Diese meist interdisziplinär ausgerichteten Theorien entziehen den Begriffen der
philosophischen Tradition sukzessive die Immunität, so auch dem Autonomie-bzw.
dem Freiheitsbegriff, der in der aktuellen Forschung zusehends an Erklärungskraft
einbüßt. Manche dieser Ansätze verstehen sich gar reduktionistisch: Nach ihnen
geht der philosophische Begriff von Moral restlos in naturwissenschaftlichem
Vokabular auf (u. a. Richard Dawkins, Daniel C. Dennett). In der Philosophie wird
aktuell eine heftige Debatte darüber geführt, wo die Grenzen
naturwissenschaftlicher Erklärung verlaufen, und ob der Reduktionismus
unvermeidbar ist. Neben den postsäkularen Stimmen bilden diese Ansätze so die
jüngste Entfaltung des Paradigmas des ›Selbstdenkens‹.

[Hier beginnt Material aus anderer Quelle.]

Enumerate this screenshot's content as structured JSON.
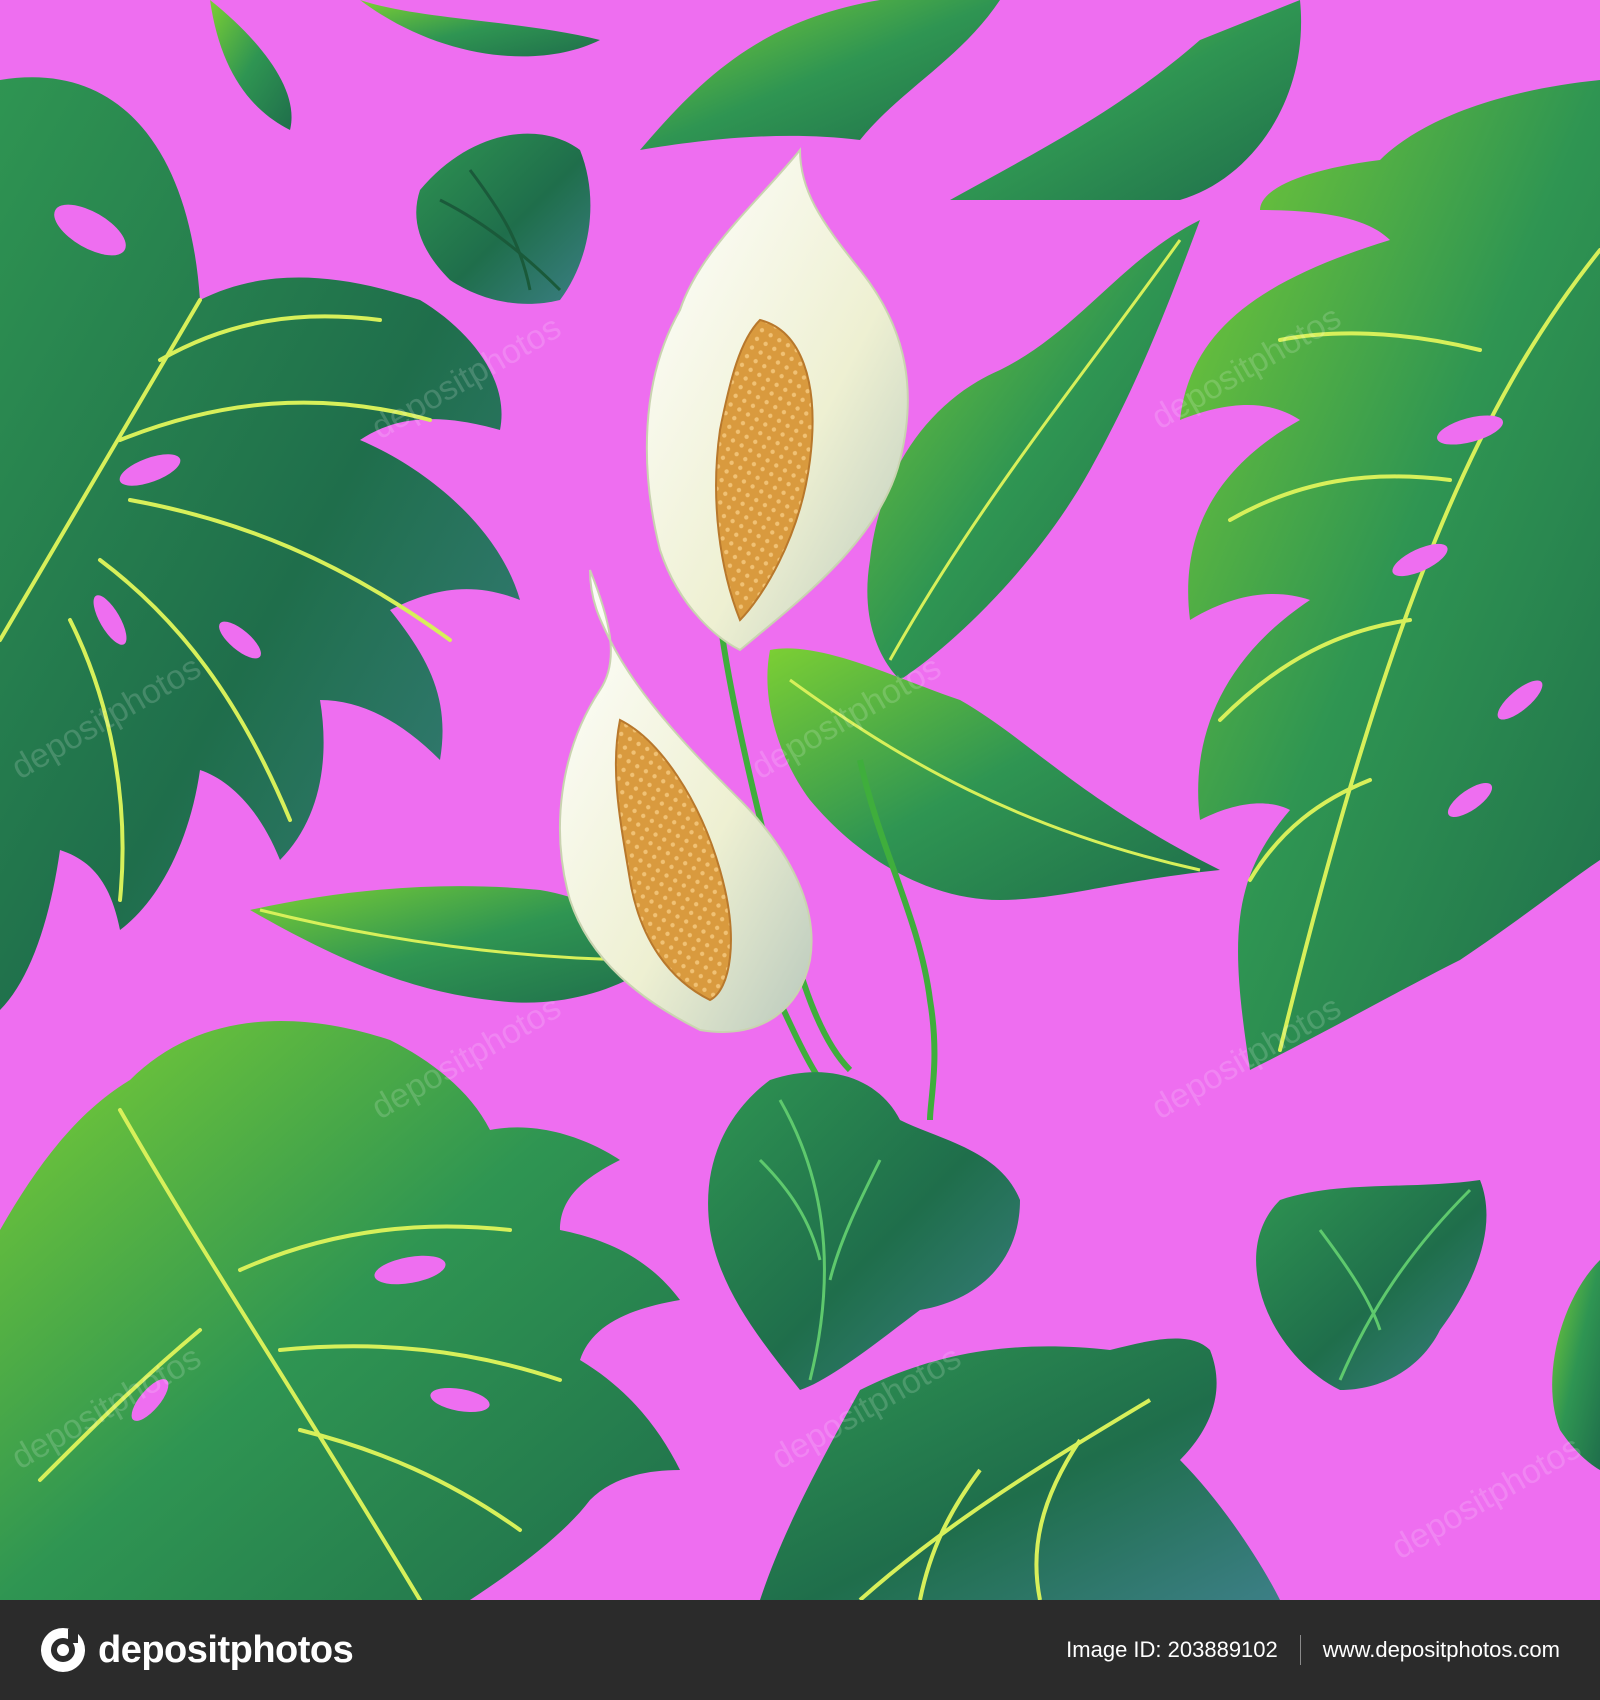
{
  "colors": {
    "background": "#ee6ef0",
    "leaf_dark": "#1f6e4b",
    "leaf_mid": "#2f9552",
    "leaf_light": "#7ccf34",
    "vein": "#d7f05a",
    "spathe": "#f4f3e4",
    "spadix": "#d99a3e",
    "footer": "#2b2b2b"
  },
  "watermark": {
    "text": "depositphotos",
    "repeat_hint": "diagonal-tiles"
  },
  "footer": {
    "logo_icon": "depositphotos-logo-icon",
    "brand": "depositphotos",
    "image_id_label": "Image ID: 203889102",
    "site": "www.depositphotos.com"
  },
  "illustration": {
    "subject_icons": [
      "monstera-leaf-icon",
      "peace-lily-flower-icon",
      "heart-shaped-leaf-icon",
      "lance-leaf-icon"
    ]
  }
}
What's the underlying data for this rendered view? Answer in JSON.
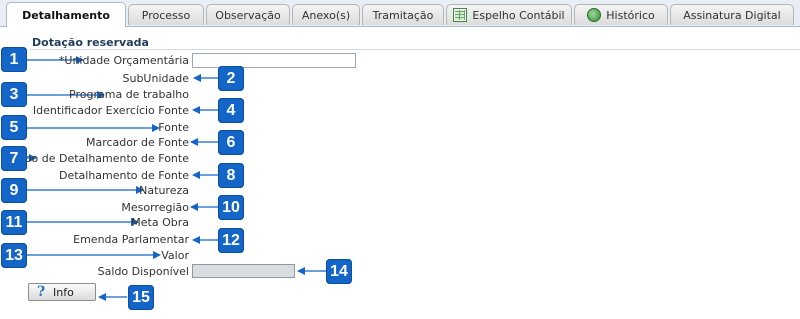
{
  "tabs": [
    {
      "label": "Detalhamento",
      "active": true
    },
    {
      "label": "Processo"
    },
    {
      "label": "Observação"
    },
    {
      "label": "Anexo(s)"
    },
    {
      "label": "Tramitação"
    },
    {
      "label": "Espelho Contábil",
      "icon": "spreadsheet-icon"
    },
    {
      "label": "Histórico",
      "icon": "history-icon"
    },
    {
      "label": "Assinatura Digital"
    }
  ],
  "section": {
    "title": "Dotação reservada"
  },
  "fields": {
    "unidade_orcamentaria": {
      "label": "Unidade Orçamentária",
      "required_marker": "*",
      "value": ""
    },
    "subunidade": {
      "label": "SubUnidade"
    },
    "programa_trabalho": {
      "label": "Programa de trabalho"
    },
    "identificador_exercicio_fonte": {
      "label": "Identificador Exercício Fonte"
    },
    "fonte": {
      "label": "Fonte"
    },
    "marcador_fonte": {
      "label": "Marcador de Fonte"
    },
    "tipo_detalhamento_fonte": {
      "label": "Tipo de Detalhamento de Fonte"
    },
    "detalhamento_fonte": {
      "label": "Detalhamento de Fonte"
    },
    "natureza": {
      "label": "Natureza"
    },
    "mesorregiao": {
      "label": "Mesorregião"
    },
    "meta_obra": {
      "label": "Meta Obra"
    },
    "emenda_parlamentar": {
      "label": "Emenda Parlamentar"
    },
    "valor": {
      "label": "Valor"
    },
    "saldo_disponivel": {
      "label": "Saldo Disponível",
      "value": ""
    }
  },
  "info_button": {
    "label": "Info",
    "icon": "question-icon"
  },
  "callouts": [
    "1",
    "2",
    "3",
    "4",
    "5",
    "6",
    "7",
    "8",
    "9",
    "10",
    "11",
    "12",
    "13",
    "14",
    "15"
  ],
  "colors": {
    "badge": "#1465c8",
    "arrow": "#1465c8",
    "section_title": "#1f3c5c"
  }
}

Aus der Perspektive der Religion gibt sich die Säkularisierung der Moral als
»komplementärer Lernprozess« (Habermas/Ratzinger 2005, 31–33) zu erkennen.
Der Religion erwächst einerseits die Aufgabe, ihre moralischen Überzeugungen so
zu formulieren, dass sie durch die säkularisierte Kultur aufgenommen und gesichert
werden können (Höhn 2007, 20f.). Dass dies schon erfolgt ist, legen die
Erkenntnisse der Soziologie nahe. Dort wird eine Funktion von Religion in der
Spätmoderne gerade in der Artikulation von Moral gesehen. Manche Soziologen
begreifen die Säkularisierung der Moral gar als Moralisierung der Religion (vgl.
Nassehi 2001, 21–38). Bedeutete die Säkularisierung vormals für das Christentum
den Verlust der Deutungshoheit über die moralische Ordnung, so sieht es sein
Selbstverständnis aktuell davon bedroht, auf die Rolle des Hüters der Moral
reduziert zu werden.

Auf der anderen Seite wird sich die postsäkulare Kultur der Mangelerscheinungen
ihrer metaphysischen ›Enthaltsamkeit‹ bewusst und entwickelt erneutes Interesse
an den Einsichten genuin religiösen Denkens (vgl. Habermas/Rat- zinger 2005).
Kirchen und Theologen werden dazu aufgefordert, als Repräsentanten einer
Glaubenstradition zu sprechen, die quer zum öffentlichen Common Sense wichtige
moralische Einsichten tradiert.

Beide Entwicklungen eröffnen den Kirchen und Theologien vielfältige


Wirkungsmöglichkeiten, die allerdings um die Schwierigkeit erkauft sind, zwei
zunächst konträre Momente zu verwirklichen: eine echte Offenheit für die
Erwartungen, die eine säkularisierte Kultur an sie stellt sowie die gleichzeitige Pflege
derjenigen Elemente, die dieser Kultur fremd sind oder gar entgegenstehen. Ob
hierin eine dezentrierte Rationalität im Sinne postmoderner Autoren eine Lösung
darstellt, wie es Rorty optiert, oder ob eine entschiedene Konzentration auf
traditions-immanente Motive wie es auf je unterschiedliche Weise MacIntyre und
Eagleton aber auch die Atoren des sogenannten ›New Traditionalism‹ vorschlagen,
wird die zeitgenössische Religionsphilosophie zu beantworten haben.